How long digits are safe enough and optimal for 80- and 64- bit FFT?
(I believe that 16 and 8 bit per "digit")

[ewmayer]

Quote:

Originally Posted by Cyclamen Persicum

How long digits are safe enough and optimal for 80- and 64- bit FFT?
(I believe that 16 and 8 bit per "digit")

If you're using x86 80-bit long doubles only while data are in registers (and to use them everywhere is going to be slow, as Prime95 points out, since that doubles the number of loads and stores), there's actually not much difference in accuracy between the x86 and a CPU that uses 64-bit doubles - for a given FFT length, you'll be able to use a max. exponent perhaps 1-2% larger on the x86.

For a guide to how many bits per diigt can safely be used, look at http://www.mersenne.org/bench.htm . For instance, at 1024K (that's the number of *real* elements in the FFT - if you're using a complex-data FFT that means 19 radix-2 passes, not 20) one can use ~19 bits per input digit. Of course to achieve this in practice requires careful coding - you need to use the balanced-digit representation described in the 1994 Crandall/Fagin Math. Comp. paper, use the DWT to halve the vector length over a zero-padded implementation, and preferably use a higher-radix FFT to redce the number of passes through the data (= faster) and reduce the number of complex multiplies by FFT sincos data (= more accurate).

[Cyclamen Persicum]

*** ewmayer
Would you be so kind as explaining me how IBWDT works?

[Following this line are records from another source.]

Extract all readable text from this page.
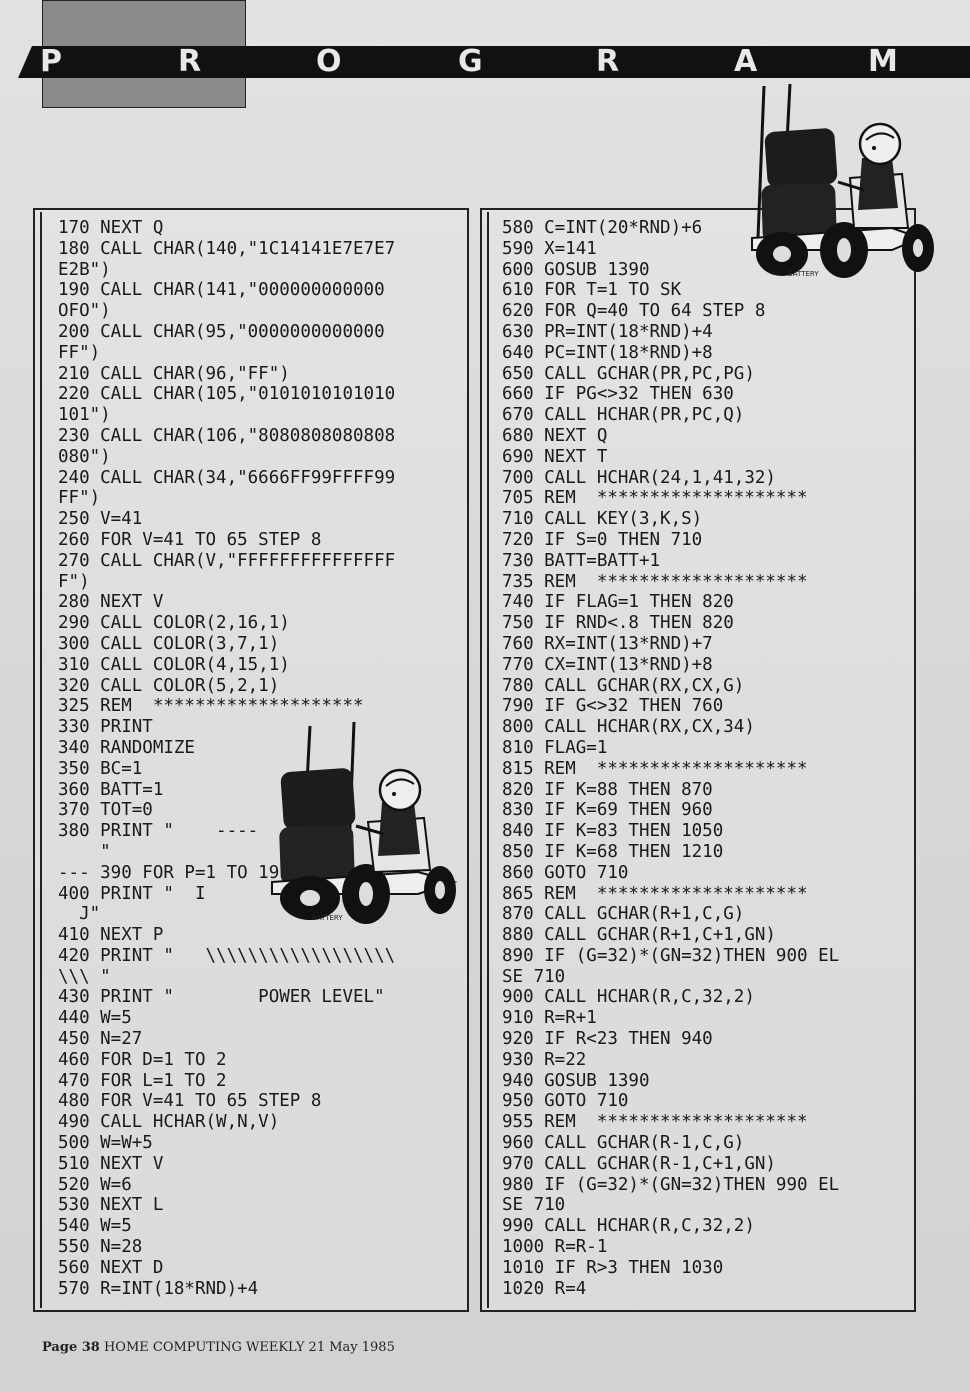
P	R	O	G	R	A	M
170 NEXT Q
180 CALL CHAR(140,"1C14141E7E7E7
E2B")
190 CALL CHAR(141,"000000000000
OFO")
200 CALL CHAR(95,"0000000000000
FF")
210 CALL CHAR(96,"FF")
220 CALL CHAR(105,"0101010101010
101")
230 CALL CHAR(106,"8080808080808
080")
240 CALL CHAR(34,"6666FF99FFFF99
FF")
250 V=41
260 FOR V=41 TO 65 STEP 8
270 CALL CHAR(V,"FFFFFFFFFFFFFFF
F")
280 NEXT V
290 CALL COLOR(2,16,1)
300 CALL COLOR(3,7,1)
310 CALL COLOR(4,15,1)
320 CALL COLOR(5,2,1)
325 REM  ********************
330 PRINT
340 RANDOMIZE
350 BC=1
360 BATT=1
370 TOT=0
380 PRINT "    ----
"
--- 390 FOR P=1 TO 19
400 PRINT "  I
J"
410 NEXT P
420 PRINT "   \\\\\\\\\\\\\\\\\\
\\\ "
430 PRINT "        POWER LEVEL"
440 W=5
450 N=27
460 FOR D=1 TO 2
470 FOR L=1 TO 2
480 FOR V=41 TO 65 STEP 8
490 CALL HCHAR(W,N,V)
500 W=W+5
510 NEXT V
520 W=6
530 NEXT L
540 W=5
550 N=28
560 NEXT D
570 R=INT(18*RND)+4
580 C=INT(20*RND)+6
590 X=141
600 GOSUB 1390
610 FOR T=1 TO SK
620 FOR Q=40 TO 64 STEP 8
630 PR=INT(18*RND)+4
640 PC=INT(18*RND)+8
650 CALL GCHAR(PR,PC,PG)
660 IF PG<>32 THEN 630
670 CALL HCHAR(PR,PC,Q)
680 NEXT Q
690 NEXT T
700 CALL HCHAR(24,1,41,32)
705 REM  ********************
710 CALL KEY(3,K,S)
720 IF S=0 THEN 710
730 BATT=BATT+1
735 REM  ********************
740 IF FLAG=1 THEN 820
750 IF RND<.8 THEN 820
760 RX=INT(13*RND)+7
770 CX=INT(13*RND)+8
780 CALL GCHAR(RX,CX,G)
790 IF G<>32 THEN 760
800 CALL HCHAR(RX,CX,34)
810 FLAG=1
815 REM  ********************
820 IF K=88 THEN 870
830 IF K=69 THEN 960
840 IF K=83 THEN 1050
850 IF K=68 THEN 1210
860 GOTO 710
865 REM  ********************
870 CALL GCHAR(R+1,C,G)
880 CALL GCHAR(R+1,C+1,GN)
890 IF (G=32)*(GN=32)THEN 900 EL
SE 710
900 CALL HCHAR(R,C,32,2)
910 R=R+1
920 IF R<23 THEN 940
930 R=22
940 GOSUB 1390
950 GOTO 710
955 REM  ********************
960 CALL GCHAR(R-1,C,G)
970 CALL GCHAR(R-1,C+1,GN)
980 IF (G=32)*(GN=32)THEN 990 EL
SE 710
990 CALL HCHAR(R,C,32,2)
1000 R=R-1
1010 IF R>3 THEN 1030
1020 R=4
BATTERY
BATTERY
Page 38 HOME COMPUTING WEEKLY 21 May 1985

According to its name I've tried to multiply
79 by 83 (mod 100) using 101^0.5 (i.e. 10.04987562112089)
as base.
In this system 79 and 83 will be, for instance,
(7 8.65087065215377)
and
(8 2.60099503103288).

Two FFT and one iFFT go here, which lead us to
(87.41393043446033 78.50087158036013)

The cyclic carry prolonging gives us:
(4.96504984437232 7.10186661139301)

In decimal system it will be:
57.000000000000

That is rare luck then irrationality was eliminated at the
very end, but more often was not!

What is the correct algorithm?
Thank you in advance!!!

[pakaran]

Quote:

Originally Posted by Cyclamen Persicum

It seems I begin understand why other preshmen's progs are
very slow.

1) The slowest: don't use FFT at all, use scholar multiplication
O(n^2) instead.

Meaning "fourth grade" multiplication, or did you mean "scalar" multiplication?